The journal is to be a reflection of your learning and experiences in nursing school. It is not a probing into your personal or family life.

For example you went to clinicals today and saw or experienced something. You have thoughts about that experience you journal them. Sally is having trouble with learning Anatomy and you help her but you feel she is becomming too needy and you find a way to deal with it. Or you are wondering what you should do about it. You journal that. You are haveing trouble with an aspect of school, learing a skill, something. You journal your progress in over comming it.

A teacher said something today that made you think about something. Journal it.

Use your journal to show that you can do critical thinking. Use your journal to show what you have and are learning. Yea, today you finally started an IV sucessfully, record it. You ran into something unusual with a patient record it.

The teaches do not care about your personal secrets. They need to see that you are thinking and evolving. Later you can go back to your journal and see where you have been.

I am sorry this is not psyco social cra& Nursing requires a lot of psyco social understanding and skill. If you get it now as a student you will have less problem later.

She is simply asking that you use thoghtful introspection about your experiece. That you demonstrate your willingness to support others and are receptive to the value of other supporting you.

You may have more to offer me as a friend than I do you. I may even be a lousy friend but you might journal what you learned from the experience.

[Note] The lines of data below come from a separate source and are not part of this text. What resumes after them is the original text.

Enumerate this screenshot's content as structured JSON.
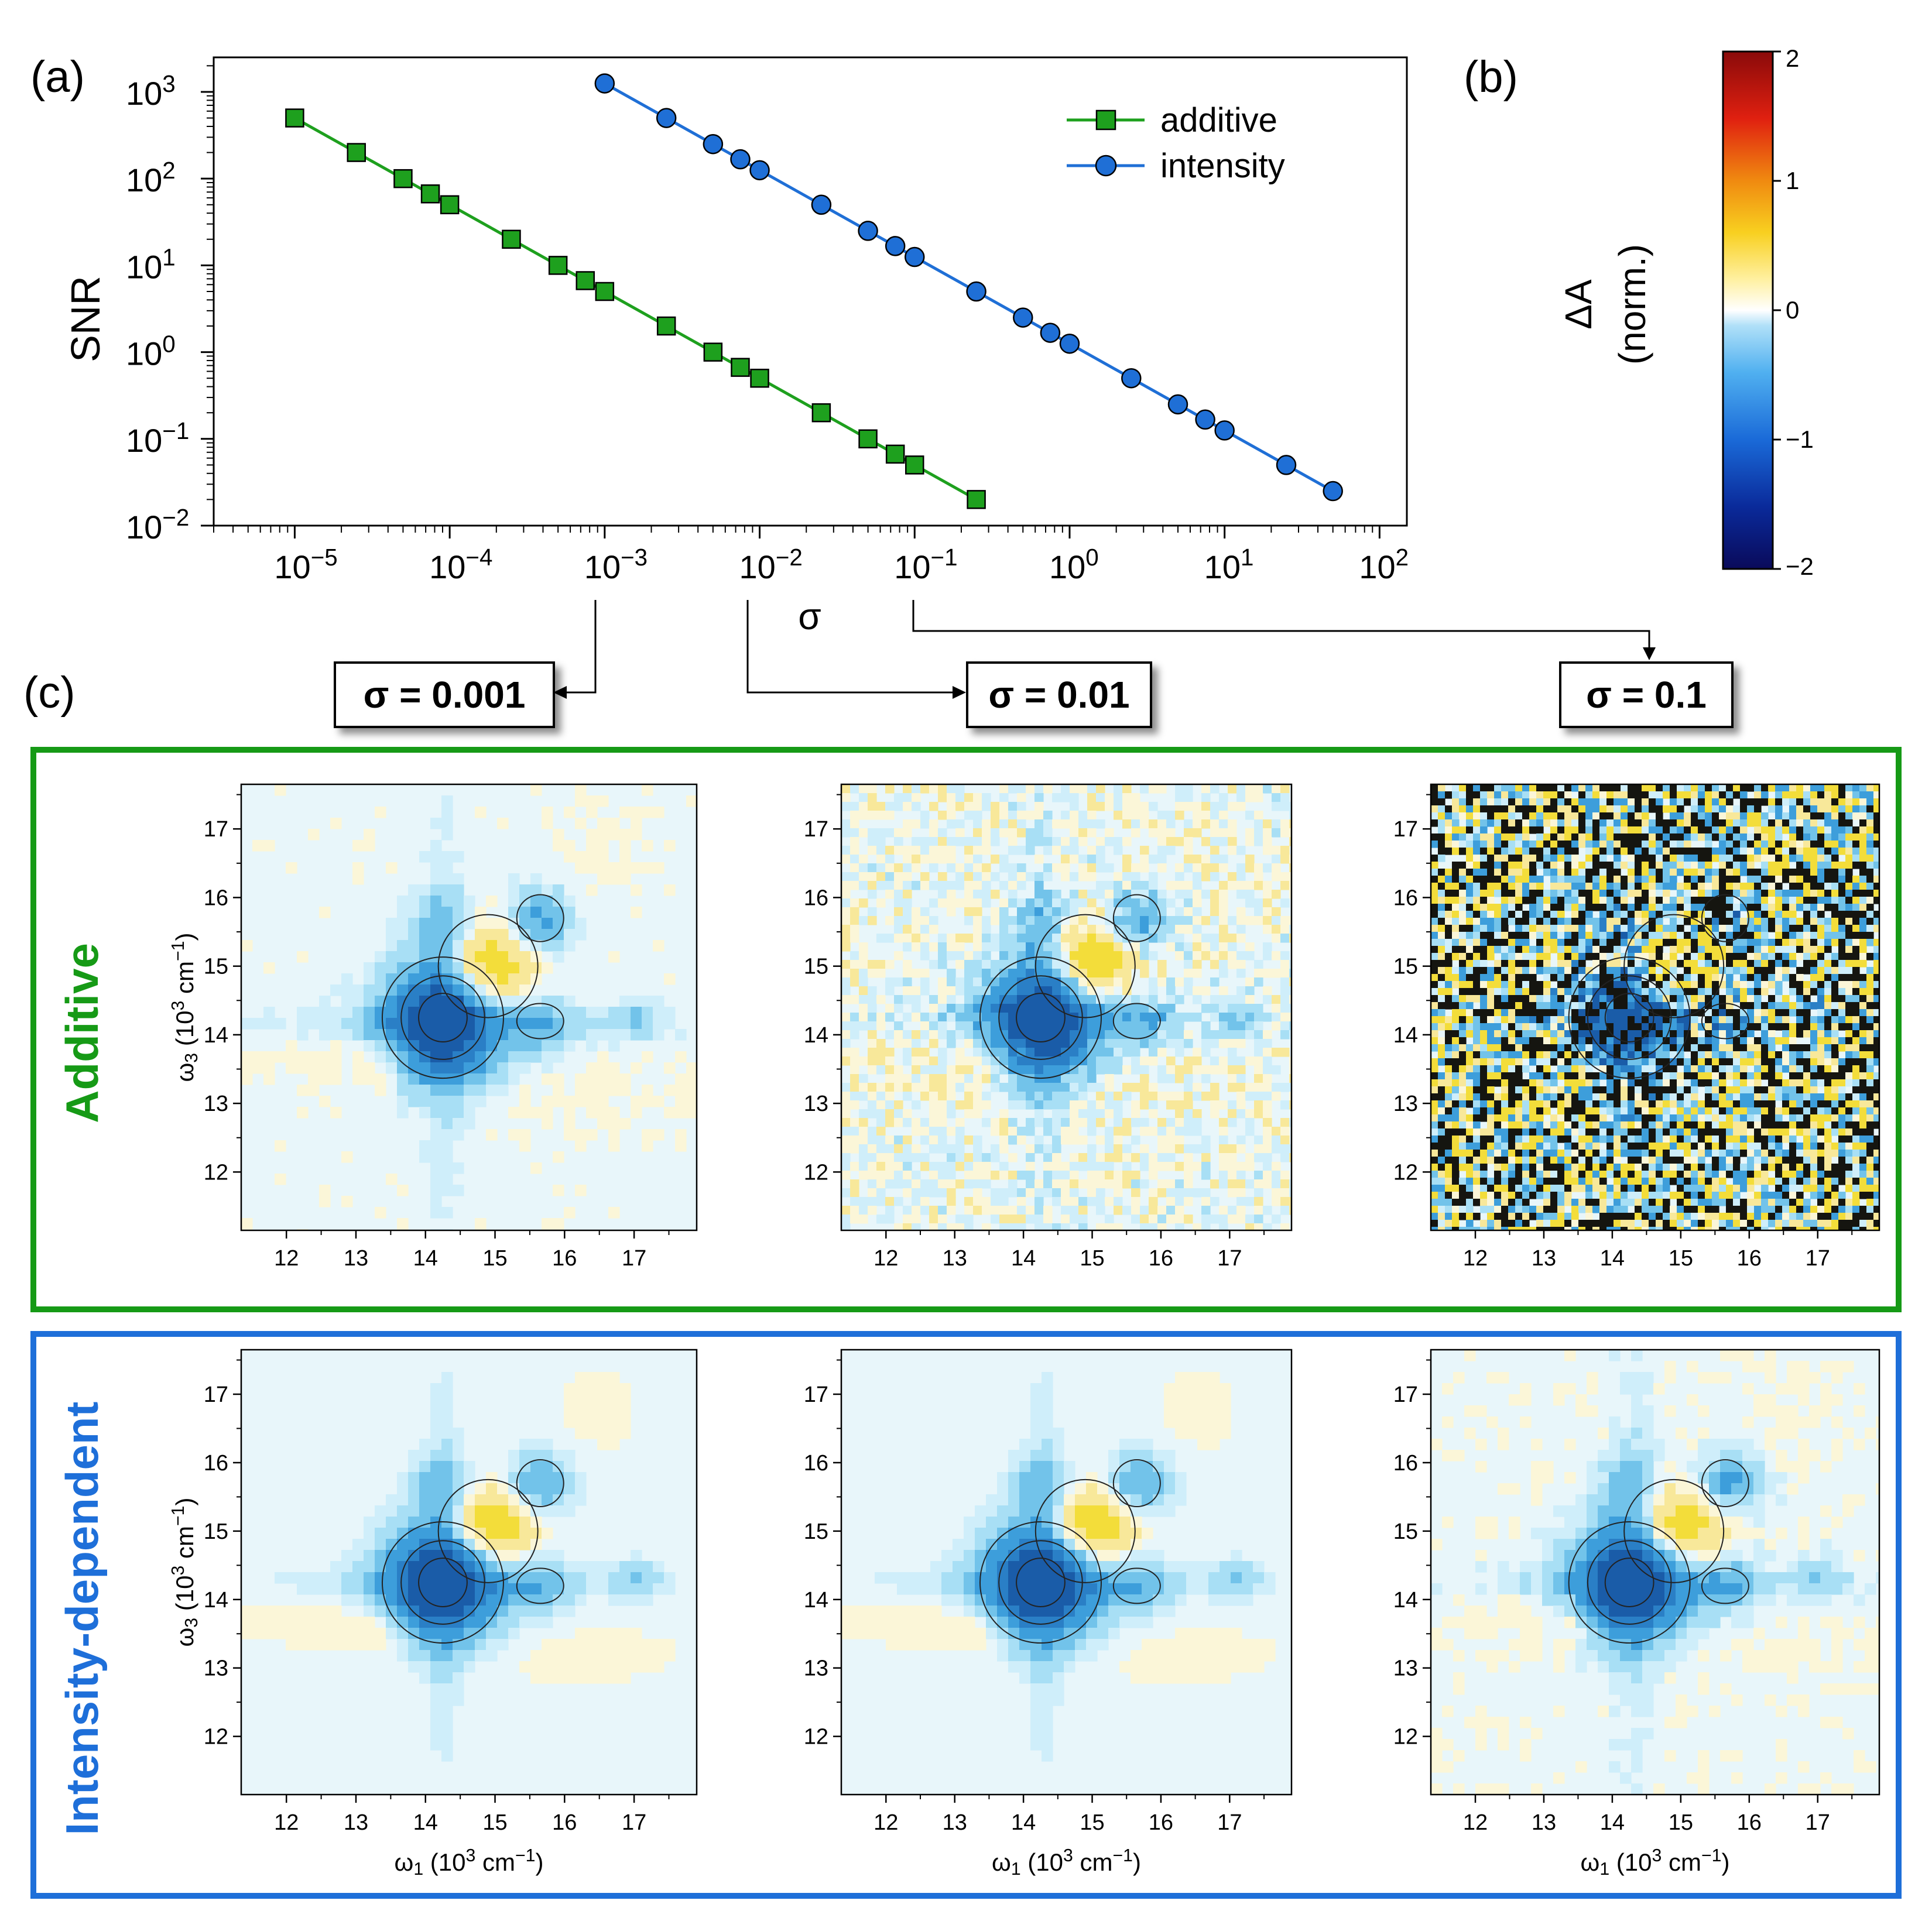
{
  "panel_labels": {
    "a": "(a)",
    "b": "(b)",
    "c": "(c)"
  },
  "colors": {
    "additive": "#1ea01e",
    "intensity": "#1f6fd6",
    "additive_frame": "#169a16",
    "intensity_frame": "#1e6fd9"
  },
  "chart_data": [
    {
      "type": "line",
      "xscale": "log",
      "yscale": "log",
      "xlabel": "σ",
      "ylabel": "SNR",
      "xlim": [
        3e-06,
        150
      ],
      "ylim": [
        0.01,
        2500
      ],
      "x_ticks": [
        1e-05,
        0.0001,
        0.001,
        0.01,
        0.1,
        1,
        10,
        100
      ],
      "x_tick_labels": [
        [
          "10",
          "−5"
        ],
        [
          "10",
          "−4"
        ],
        [
          "10",
          "−3"
        ],
        [
          "10",
          "−2"
        ],
        [
          "10",
          "−1"
        ],
        [
          "10",
          "0"
        ],
        [
          "10",
          "1"
        ],
        [
          "10",
          "2"
        ]
      ],
      "y_ticks": [
        0.01,
        0.1,
        1,
        10,
        100,
        1000
      ],
      "y_tick_labels": [
        [
          "10",
          "−2"
        ],
        [
          "10",
          "−1"
        ],
        [
          "10",
          "0"
        ],
        [
          "10",
          "1"
        ],
        [
          "10",
          "2"
        ],
        [
          "10",
          "3"
        ]
      ],
      "legend_position": "top-right",
      "series": [
        {
          "name": "additive",
          "marker": "square",
          "x": [
            1e-05,
            2.5e-05,
            5e-05,
            7.5e-05,
            0.0001,
            0.00025,
            0.0005,
            0.00075,
            0.001,
            0.0025,
            0.005,
            0.0075,
            0.01,
            0.025,
            0.05,
            0.075,
            0.1,
            0.25
          ],
          "y": [
            500,
            200,
            100,
            66.7,
            50,
            20,
            10,
            6.67,
            5,
            2,
            1,
            0.667,
            0.5,
            0.2,
            0.1,
            0.0667,
            0.05,
            0.02
          ]
        },
        {
          "name": "intensity",
          "marker": "circle",
          "x": [
            0.001,
            0.0025,
            0.005,
            0.0075,
            0.01,
            0.025,
            0.05,
            0.075,
            0.1,
            0.25,
            0.5,
            0.75,
            1,
            2.5,
            5,
            7.5,
            10,
            25,
            50
          ],
          "y": [
            1250,
            500,
            250,
            167,
            125,
            50,
            25,
            16.7,
            12.5,
            5,
            2.5,
            1.67,
            1.25,
            0.5,
            0.25,
            0.167,
            0.125,
            0.05,
            0.025
          ]
        }
      ]
    },
    {
      "type": "heatmap",
      "title": "colorbar",
      "label_line1": "ΔA",
      "label_line2": "(norm.)",
      "range": [
        -2,
        2
      ],
      "ticks": [
        2,
        1,
        0,
        -1,
        -2
      ],
      "tick_labels": [
        "2",
        "1",
        "0",
        "−1",
        "−2"
      ]
    },
    {
      "type": "heatmap",
      "xlabel": [
        "ω",
        "1",
        " (10",
        "3",
        " cm",
        "−1",
        ")"
      ],
      "ylabel": [
        "ω",
        "3",
        " (10",
        "3",
        " cm",
        "−1",
        ")"
      ],
      "x_ticks": [
        12,
        13,
        14,
        15,
        16,
        17
      ],
      "y_ticks": [
        12,
        13,
        14,
        15,
        16,
        17
      ],
      "xlim": [
        11.35,
        17.9
      ],
      "ylim": [
        11.15,
        17.65
      ],
      "sigma_labels": [
        "σ = 0.001",
        "σ = 0.01",
        "σ = 0.1"
      ],
      "row_titles": [
        "Additive",
        "Intensity-dependent"
      ],
      "peaks": [
        {
          "x": 14.25,
          "y": 14.25,
          "amp": -1.6,
          "sx": 0.55,
          "sy": 0.55
        },
        {
          "x": 14.9,
          "y": 15.0,
          "amp": 0.75,
          "sx": 0.42,
          "sy": 0.4
        },
        {
          "x": 15.65,
          "y": 15.7,
          "amp": -0.55,
          "sx": 0.3,
          "sy": 0.3
        },
        {
          "x": 14.2,
          "y": 15.65,
          "amp": -0.35,
          "sx": 0.3,
          "sy": 0.3
        },
        {
          "x": 15.65,
          "y": 14.2,
          "amp": -0.35,
          "sx": 0.3,
          "sy": 0.3
        },
        {
          "x": 13.4,
          "y": 13.6,
          "amp": 0.18,
          "sx": 0.25,
          "sy": 0.25
        },
        {
          "x": 17.0,
          "y": 14.3,
          "amp": -0.25,
          "sx": 0.25,
          "sy": 0.2
        }
      ]
    }
  ]
}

Yep you will probably end up recording your tears, worrys, joys of learning this new field. If you record your tears and then show how you overcame that problem or show that you acknowledge that it will probably be an ongoing problem you have demonstrated that you get that you have debth in your self understand. This does make a real difference in dealing with people in ths field.

I understand you may be more a hard science person. Nursing is not just hard science. You may discover that you belong in reasearch or some particular area of nursing this way. Some of us are bad with empathy and know we should not work in certain areas of nursing but love the machines etc. Or you may discover or reveal you have yet a different bent. It is a way to discover thyself or at least demonstrate that you know thyself.

Along the way you may find that you really do like the psyco soc stuff or confirm that you don't the journal is a process nothing more.

You find it is a natual outcome of clinicals especially that you share your experiences and thoughts about thoses experiences. She is just asking that you do this on paper.

The friendships will develop naturally. Nursing school is unique in that everyone inspite of yourself form bonds. You are going from biginning to end through a tough trial. The people you experince it with are the ones who you will relate to best. Don't worry the friendships will come. These are the only poeple who will really understand what you are going through. Because they are going through it with you at the same time. The friendships are inevitable, even if you think of yourself as Tom Cruze's chacter.

Yowzza, sounds like my nursing school experience and that was 20(mumble, mumble) somthing years ago.

I, too, went to an AA program in nursing with a BA in Biology. And CCURN is right, bio is much harder and more demanding academically.

Agnus is right on in her suggestions.

A lot of this feels like mind games, and maybe it is. But, there is a great value in reflective thought (the journal)--but don't bare your soul.

I had a classmate who used to take 30mg of valium (it was a long time ago) just to get herself into the classroom. She tended to be more of a perfectionist than I am, and nothing is worth that.

Be gentle with yourself, no one expects perfection, they just act like they do.